Sitting again in São Paulo’s deadly rush hour traffic this morning, one has to wonder: Where are all these people going?

Of course, they’re off to work. The São Paulo metro area has an unemployment rate of 5.9 percent, two full percentage points below the U.S. average. Many of its residents work in the schools, hospitals, retailers, and restaurants that serve the city’s 11 million people, the 20 million in the São Paulo metropolitan region, and the more than 30 million in the São Paulo “macro metropolis.”

Many others, however, form the lifeblood of São Paulo’s traded economy, and the key to its economic growth. The São Paulo macro-metro has several assets that buoy its undeniably global reach–a top five international stock exchange, the largest cargo airport in South America, and key offices of hundreds of global firms. But one must travel 60 miles southeast of the heart of São Paulo, to its neighboring metro area Baixada Santista, to find arguably its most important international connection point: the Port of Santos. 

One of Brazil’s original settlements–and home to international soccer star Pele–Santos has grown to become the largest port in South America. It handles 25 percent of Brazil’s foreign trade and accounts for 95 percent of exports from the state of São Paulo. Yet despite being the Southern Cone’s largest port, it is also one of the most congested. Demand has exceeded capacity to the point where it costs two and half times as much to move a shipping container through Santos as it does Rotterdam.
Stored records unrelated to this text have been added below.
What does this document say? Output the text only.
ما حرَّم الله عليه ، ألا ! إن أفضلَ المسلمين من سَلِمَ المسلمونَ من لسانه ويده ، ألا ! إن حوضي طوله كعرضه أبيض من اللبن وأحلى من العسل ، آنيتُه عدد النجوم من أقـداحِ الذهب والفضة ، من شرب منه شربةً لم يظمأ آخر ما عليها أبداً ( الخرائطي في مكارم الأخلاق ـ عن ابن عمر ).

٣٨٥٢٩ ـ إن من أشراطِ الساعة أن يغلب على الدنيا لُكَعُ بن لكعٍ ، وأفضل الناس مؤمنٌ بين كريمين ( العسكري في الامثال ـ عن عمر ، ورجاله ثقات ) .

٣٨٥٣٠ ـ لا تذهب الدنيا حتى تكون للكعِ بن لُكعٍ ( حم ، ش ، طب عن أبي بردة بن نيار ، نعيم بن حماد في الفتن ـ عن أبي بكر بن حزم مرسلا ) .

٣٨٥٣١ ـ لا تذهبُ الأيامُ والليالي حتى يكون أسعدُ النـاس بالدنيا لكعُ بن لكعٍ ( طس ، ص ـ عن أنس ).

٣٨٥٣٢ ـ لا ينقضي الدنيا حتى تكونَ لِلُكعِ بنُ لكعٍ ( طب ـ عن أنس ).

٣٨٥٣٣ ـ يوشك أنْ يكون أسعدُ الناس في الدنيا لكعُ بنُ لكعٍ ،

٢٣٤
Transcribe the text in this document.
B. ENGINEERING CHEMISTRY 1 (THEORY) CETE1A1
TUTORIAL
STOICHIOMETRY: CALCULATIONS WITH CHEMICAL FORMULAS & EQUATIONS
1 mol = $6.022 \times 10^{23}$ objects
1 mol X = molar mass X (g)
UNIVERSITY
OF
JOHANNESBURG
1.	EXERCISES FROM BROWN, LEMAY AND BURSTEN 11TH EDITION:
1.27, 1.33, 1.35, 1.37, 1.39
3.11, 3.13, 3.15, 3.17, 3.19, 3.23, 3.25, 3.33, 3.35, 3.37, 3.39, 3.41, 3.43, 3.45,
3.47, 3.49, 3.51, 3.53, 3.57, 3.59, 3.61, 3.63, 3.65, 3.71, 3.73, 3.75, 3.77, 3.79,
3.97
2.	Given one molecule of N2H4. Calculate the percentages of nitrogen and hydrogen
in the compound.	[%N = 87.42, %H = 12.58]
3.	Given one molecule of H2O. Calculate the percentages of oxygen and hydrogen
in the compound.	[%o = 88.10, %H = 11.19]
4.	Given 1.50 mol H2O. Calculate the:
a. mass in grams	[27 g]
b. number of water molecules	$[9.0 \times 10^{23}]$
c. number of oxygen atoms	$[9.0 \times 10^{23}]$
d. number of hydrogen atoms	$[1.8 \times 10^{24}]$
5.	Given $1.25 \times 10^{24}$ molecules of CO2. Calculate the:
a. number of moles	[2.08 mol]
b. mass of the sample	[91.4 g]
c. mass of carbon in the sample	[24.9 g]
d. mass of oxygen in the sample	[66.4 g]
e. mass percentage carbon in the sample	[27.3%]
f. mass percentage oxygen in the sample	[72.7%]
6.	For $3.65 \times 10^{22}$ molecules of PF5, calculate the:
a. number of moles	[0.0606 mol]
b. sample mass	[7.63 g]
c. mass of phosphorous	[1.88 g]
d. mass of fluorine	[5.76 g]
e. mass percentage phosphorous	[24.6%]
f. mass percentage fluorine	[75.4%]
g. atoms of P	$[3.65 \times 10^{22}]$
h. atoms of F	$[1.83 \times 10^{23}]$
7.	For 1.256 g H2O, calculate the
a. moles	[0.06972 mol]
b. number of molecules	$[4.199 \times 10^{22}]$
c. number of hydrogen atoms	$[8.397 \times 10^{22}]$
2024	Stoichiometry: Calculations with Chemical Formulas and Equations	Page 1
When these costs are passed onto firms, the São Paulo region runs the risk of losing investment to locations with better freight and logistics infrastructure.

In this way, the trading capability and economic potential of Brazil’s most significant region hinges on how quickly and cost effectively the Port of Santos can move the region’s goods to market.

Understanding that imperative, representatives from the Port of Santos, CODESP (federal agency that operates the port), the city of Santos, and the Commercial Association of Santos shared with U.S. metro leaders their efforts to both expand and improve terminals at the port itself, as well as improving the surrounding road and rail infrastructure to facilitate more efficient goods movement from ship to destination. These multi-billion dollar projects require collaboration across local, state, and federal levels and between the public and private sectors.  In turn, the officials from Santos heard from PortMiami Director Bill Johnson, who has stewarded parallel large-scale collaborative investments to prepare his metro for the super-sized post-Panamax container ships. 

These port-related initiatives aim to address one important element of the broader “Brazil cost” (Custo Brasil) that still inhibits the country’s fuller integration into the global economy. Taxes, regulations, and transparency all constitute barriers to further inward investment and trade nationwide. As Bruce Katz discussed at today’s Global Cities Initiative forum, local leaders like the Port of Santos can innovate locally to become more competitive, and network globally with other leaders like PortMiami to establish new partnerships that can increase trade. But ultimately, they must also advocate nationally to push needed policy changes at the federal and state levels that matter immensely for local growth. 

In the end, those changes and the growth they spur provide the fiscal latitude to support the massive infrastructure, skills, and other investments needed to sustain growth and increase local living standards. And make São Paulo rush hour a little more bearable.